Encyclopedia of Islamic Jurisprudence
- Author: Department of Islamic Research and Encyclopedias
- Original title: الموسوعة الفقهية الكويتية (Al Mausu'ah Al Fiqhiyah Al Kuwaitiyah)
- Language: Arabic
- Subject: Encompasses the Jurisprudence of all four major Islamic schools of thought.
- Genre: Islamic Jurisprudence (Fiqh)
- Publisher: Kuwait Ministry of Awqaf and Islamic Affairs, Darut Tawfikiya Lit Turas, Egypt.
- Publication date: 2012
- Publication place: Kuwait
- Media type: Print & Digital
- Pages: 45 Volumes (18,500 pages)
- Website: http://islam.gov.kw/Pages/en/

= Encyclopedia of Islamic Jurisprudence =

Encyclopedia of Islamic Jurisprudence (in Arabic: الموسوعة الفقهیة) is the biggest encyclopedia authored and published in Arabic language by the Kuwait Ministry of Islamic Affairs.

==Overview==
The project was officially initiated in 1965 and a wide number of Islamic scholars contributed through its completion in 2005 (in approximately 40 years). The Encyclopedia of Islamic Jurisprudence (Mausua Fiqhiya Kuwaitiya) was prepared in alphabetical order and published in 45 volumes reaching about 17,650 pages.
It encompasses the Fiqh (Islamic Jurisprudence) of all four major Islamic schools of thought.

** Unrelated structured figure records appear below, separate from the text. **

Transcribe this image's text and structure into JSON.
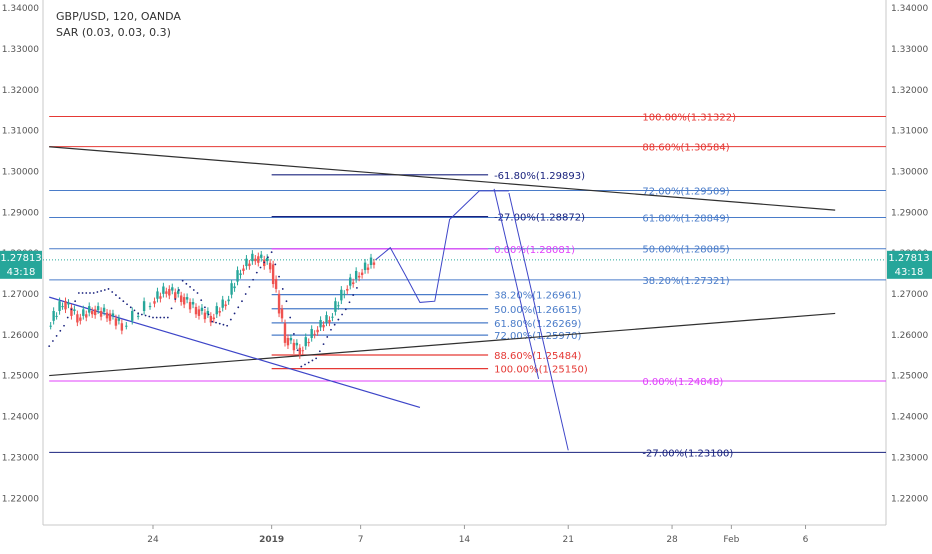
{
  "header": {
    "symbol_line": "GBP/USD, 120, OANDA",
    "indicator_line": "SAR (0.03, 0.03, 0.3)"
  },
  "price_badge": {
    "price": "1.27813",
    "countdown": "43:18",
    "color": "#26a69a"
  },
  "colors": {
    "red_level": "#e53935",
    "pink_level": "#e040fb",
    "fib_blue": "#4a7cc9",
    "navy": "#1a237e",
    "trend": "#303030",
    "channel": "#3d45c8",
    "sar": "#1a237e",
    "bull": "#26a69a",
    "bear": "#ef5350"
  },
  "chart_data": {
    "type": "candlestick",
    "title": "GBP/USD, 120, OANDA",
    "ylim": [
      1.2142,
      1.3405
    ],
    "y_ticks": [
      "1.34000",
      "1.33000",
      "1.32000",
      "1.31000",
      "1.30000",
      "1.29000",
      "1.28000",
      "1.27000",
      "1.26000",
      "1.25000",
      "1.24000",
      "1.23000",
      "1.22000"
    ],
    "x_ticks": [
      {
        "label": "24",
        "date": "2018-12-24"
      },
      {
        "label": "2019",
        "date": "2019-01-01"
      },
      {
        "label": "7",
        "date": "2019-01-07"
      },
      {
        "label": "14",
        "date": "2019-01-14"
      },
      {
        "label": "21",
        "date": "2019-01-21"
      },
      {
        "label": "28",
        "date": "2019-01-28"
      },
      {
        "label": "Feb",
        "date": "2019-02-01"
      },
      {
        "label": "6",
        "date": "2019-02-06"
      }
    ],
    "price_series": [
      {
        "date": "2018-12-17",
        "price": 1.262
      },
      {
        "date": "2018-12-18",
        "price": 1.268
      },
      {
        "date": "2018-12-19",
        "price": 1.264
      },
      {
        "date": "2018-12-20",
        "price": 1.266
      },
      {
        "date": "2018-12-21",
        "price": 1.265
      },
      {
        "date": "2018-12-22",
        "price": 1.262
      },
      {
        "date": "2018-12-24",
        "price": 1.268
      },
      {
        "date": "2018-12-25",
        "price": 1.271
      },
      {
        "date": "2018-12-26",
        "price": 1.269
      },
      {
        "date": "2018-12-27",
        "price": 1.266
      },
      {
        "date": "2018-12-28",
        "price": 1.264
      },
      {
        "date": "2018-12-29",
        "price": 1.268
      },
      {
        "date": "2018-12-30",
        "price": 1.276
      },
      {
        "date": "2018-12-31",
        "price": 1.279
      },
      {
        "date": "2019-01-01",
        "price": 1.277
      },
      {
        "date": "2019-01-02",
        "price": 1.259
      },
      {
        "date": "2019-01-03",
        "price": 1.256
      },
      {
        "date": "2019-01-04",
        "price": 1.261
      },
      {
        "date": "2019-01-05",
        "price": 1.264
      },
      {
        "date": "2019-01-06",
        "price": 1.271
      },
      {
        "date": "2019-01-07",
        "price": 1.275
      },
      {
        "date": "2019-01-08",
        "price": 1.2781
      }
    ],
    "sar_points": [
      {
        "date": "2018-12-17",
        "price": 1.257
      },
      {
        "date": "2018-12-18",
        "price": 1.262
      },
      {
        "date": "2018-12-19",
        "price": 1.27
      },
      {
        "date": "2018-12-20",
        "price": 1.27
      },
      {
        "date": "2018-12-21",
        "price": 1.271
      },
      {
        "date": "2018-12-22",
        "price": 1.268
      },
      {
        "date": "2018-12-23",
        "price": 1.265
      },
      {
        "date": "2018-12-24",
        "price": 1.264
      },
      {
        "date": "2018-12-25",
        "price": 1.264
      },
      {
        "date": "2018-12-26",
        "price": 1.273
      },
      {
        "date": "2018-12-27",
        "price": 1.27
      },
      {
        "date": "2018-12-28",
        "price": 1.263
      },
      {
        "date": "2018-12-29",
        "price": 1.262
      },
      {
        "date": "2018-12-30",
        "price": 1.268
      },
      {
        "date": "2018-12-31",
        "price": 1.275
      },
      {
        "date": "2019-01-01",
        "price": 1.28
      },
      {
        "date": "2019-01-02",
        "price": 1.268
      },
      {
        "date": "2019-01-03",
        "price": 1.252
      },
      {
        "date": "2019-01-04",
        "price": 1.254
      },
      {
        "date": "2019-01-05",
        "price": 1.261
      },
      {
        "date": "2019-01-06",
        "price": 1.266
      },
      {
        "date": "2019-01-07",
        "price": 1.273
      }
    ],
    "horizontal_levels": [
      {
        "label": "100.00%(1.31322)",
        "price": 1.31322,
        "color": "#e53935",
        "from": "2018-12-17",
        "label_date": "2019-01-26"
      },
      {
        "label": "88.60%(1.30584)",
        "price": 1.30584,
        "color": "#e53935",
        "from": "2018-12-17",
        "label_date": "2019-01-26"
      },
      {
        "label": "72.00%(1.29509)",
        "price": 1.29509,
        "color": "#4a7cc9",
        "from": "2018-12-17",
        "label_date": "2019-01-26"
      },
      {
        "label": "61.80%(1.28849)",
        "price": 1.28849,
        "color": "#4a7cc9",
        "from": "2018-12-17",
        "label_date": "2019-01-26"
      },
      {
        "label": "50.00%(1.28085)",
        "price": 1.28085,
        "color": "#4a7cc9",
        "from": "2018-12-17",
        "label_date": "2019-01-26"
      },
      {
        "label": "38.20%(1.27321)",
        "price": 1.27321,
        "color": "#4a7cc9",
        "from": "2018-12-17",
        "label_date": "2019-01-26"
      },
      {
        "label": "0.00%(1.24848)",
        "price": 1.24848,
        "color": "#e040fb",
        "from": "2018-12-17",
        "label_date": "2019-01-26"
      },
      {
        "label": "-27.00%(1.23100)",
        "price": 1.231,
        "color": "#1a237e",
        "from": "2018-12-17",
        "label_date": "2019-01-26"
      }
    ],
    "short_levels": [
      {
        "label": "-61.80%(1.29893)",
        "price": 1.29893,
        "color": "#1a237e",
        "from": "2019-01-01",
        "label_date": "2019-01-16"
      },
      {
        "label": "-27.00%(1.28872)",
        "price": 1.28872,
        "color": "#1a237e",
        "from": "2019-01-01",
        "label_date": "2019-01-16"
      },
      {
        "label": "0.00%(1.28081)",
        "price": 1.28081,
        "color": "#e040fb",
        "from": "2019-01-01",
        "label_date": "2019-01-16"
      },
      {
        "label": "38.20%(1.26961)",
        "price": 1.26961,
        "color": "#4a7cc9",
        "from": "2019-01-01",
        "label_date": "2019-01-16"
      },
      {
        "label": "50.00%(1.26615)",
        "price": 1.26615,
        "color": "#4a7cc9",
        "from": "2019-01-01",
        "label_date": "2019-01-16"
      },
      {
        "label": "61.80%(1.26269)",
        "price": 1.26269,
        "color": "#4a7cc9",
        "from": "2019-01-01",
        "label_date": "2019-01-16"
      },
      {
        "label": "72.00%(1.25970)",
        "price": 1.2597,
        "color": "#4a7cc9",
        "from": "2019-01-01",
        "label_date": "2019-01-16"
      },
      {
        "label": "88.60%(1.25484)",
        "price": 1.25484,
        "color": "#e53935",
        "from": "2019-01-01",
        "label_date": "2019-01-16"
      },
      {
        "label": "100.00%(1.25150)",
        "price": 1.2515,
        "color": "#e53935",
        "from": "2019-01-01",
        "label_date": "2019-01-16"
      }
    ],
    "trend_lines": [
      {
        "from": {
          "date": "2018-12-17",
          "price": 1.3058
        },
        "to": {
          "date": "2019-02-08",
          "price": 1.2903
        },
        "color": "#303030"
      },
      {
        "from": {
          "date": "2018-12-17",
          "price": 1.2498
        },
        "to": {
          "date": "2019-02-08",
          "price": 1.265
        },
        "color": "#303030"
      },
      {
        "from": {
          "date": "2018-12-17",
          "price": 1.269
        },
        "to": {
          "date": "2019-01-11",
          "price": 1.242
        },
        "color": "#3d45c8"
      }
    ],
    "projection_path": [
      {
        "date": "2019-01-08",
        "price": 1.2781
      },
      {
        "date": "2019-01-09",
        "price": 1.2811
      },
      {
        "date": "2019-01-10",
        "price": 1.2745
      },
      {
        "date": "2019-01-11",
        "price": 1.2677
      },
      {
        "date": "2019-01-12",
        "price": 1.268
      },
      {
        "date": "2019-01-13",
        "price": 1.288
      },
      {
        "date": "2019-01-15",
        "price": 1.295
      },
      {
        "date": "2019-01-17",
        "price": 1.295
      }
    ],
    "drop_lines": [
      {
        "from": {
          "date": "2019-01-16",
          "price": 1.2955
        },
        "to": {
          "date": "2019-01-19",
          "price": 1.249
        }
      },
      {
        "from": {
          "date": "2019-01-17",
          "price": 1.2945
        },
        "to": {
          "date": "2019-01-21",
          "price": 1.2315
        }
      }
    ],
    "last_price": 1.27813
  }
}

Ministry's Department of Islamic Research and Encyclopedias also provide this work as a C.D & mobile Apps.

==Translation works==
The Encyclopedia of Islamic Jurisprudence (Mausua Fiqhiya Kuwaitiya) was translated from Arabic into Urdu by Islamic Fiqh Academy, India and the book was published in 45 volumes by Genuine Publications and Media, India in 2009.

Currently, Encyclopedia of Islamic Jurisprudence (Mausua Fiqhiya Kuwaitiya) is being translated into Persian in Iran and Malay in Malaysia.